Nicht nur der Regierungschef ist hier standesgemäß untergebracht. Auch die »Euregio Maas-Rhein«, die deutsch-belgisch-niederländische Kooperation für Arbeitsmarkt, Wirtschaft und Kultur, hat hinter der historischen Blausteinfassade ihren Sitz. Nach Deutschland gibt es schon längst wieder gute Kontakte. Die Eupener gehen in Aachen ins Theater, die Aachener kommen gerne in die Eupener Supermärkte.
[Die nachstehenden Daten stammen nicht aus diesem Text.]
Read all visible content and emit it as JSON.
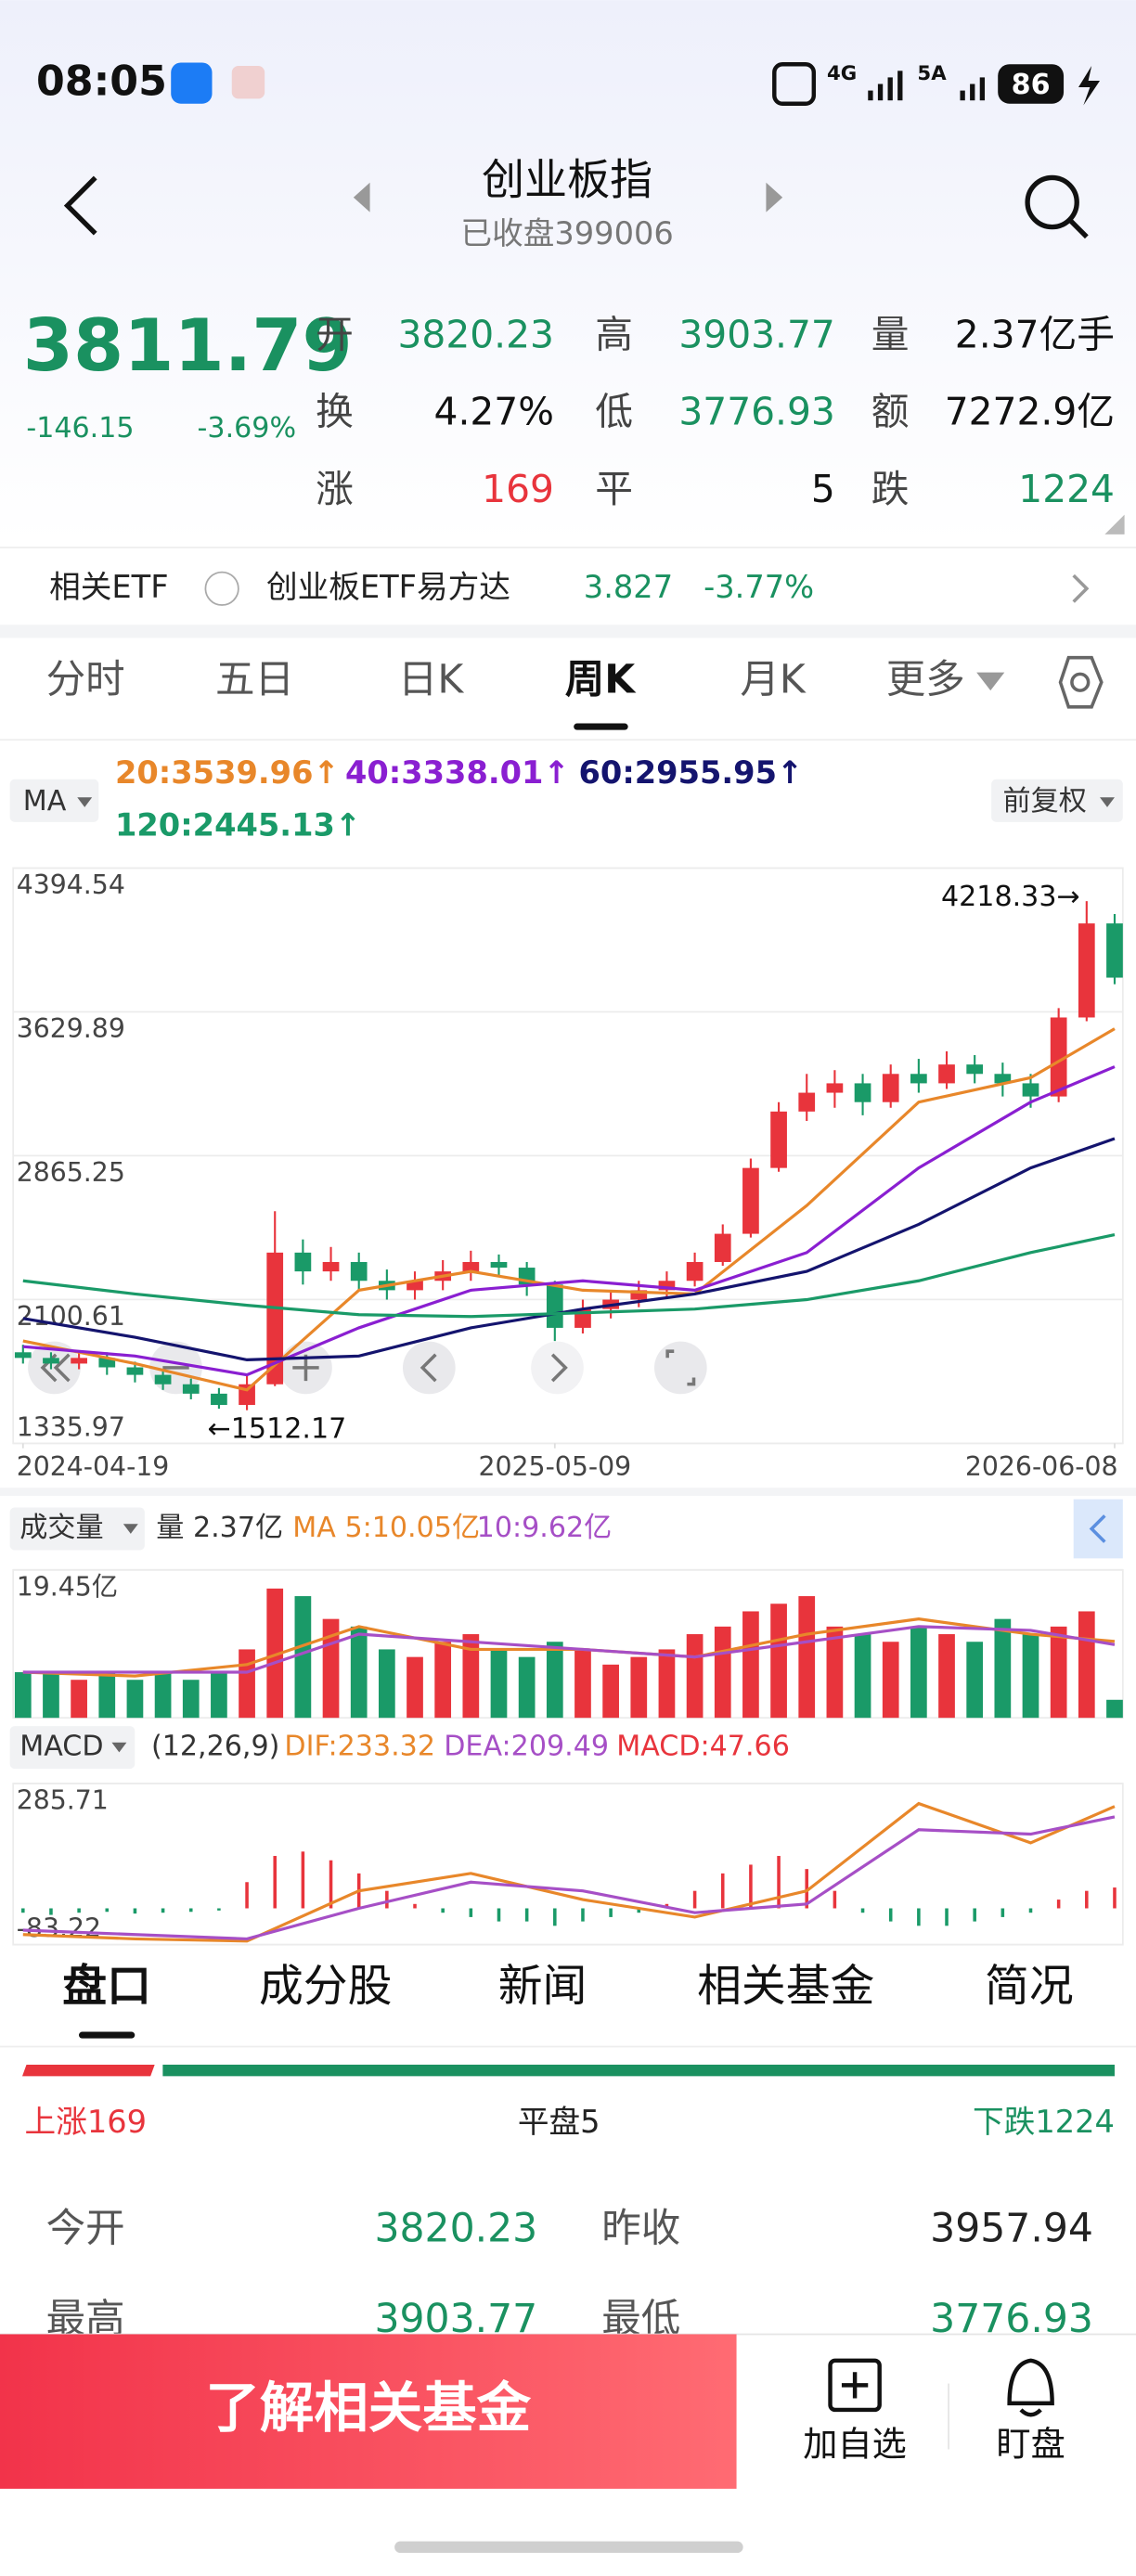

Die Linie 14 zwischen den beiden Städten, die gerade mal 18 Kilometer von einander entfernt liegen, ist eine der ersten grenzüberschreitenden Buslinien nach dem Krieg.

 

Das neueste Beispiel für den unaufgeregten europäischen Alltag ist eine Kooperation der besonderen Art: Seit vor einigen Jahren der riesige Aachener Schlachthof den Betrieb einstellte, werden deutsche und ostbelgische Metzger-Azubis und -Meisterschüler gemeinsam im Eupener Zentrum für Aus- und Weiterbildung geschult. Gelebtes Europa funktioniert am besten im Kleinen — ganz gemütlich.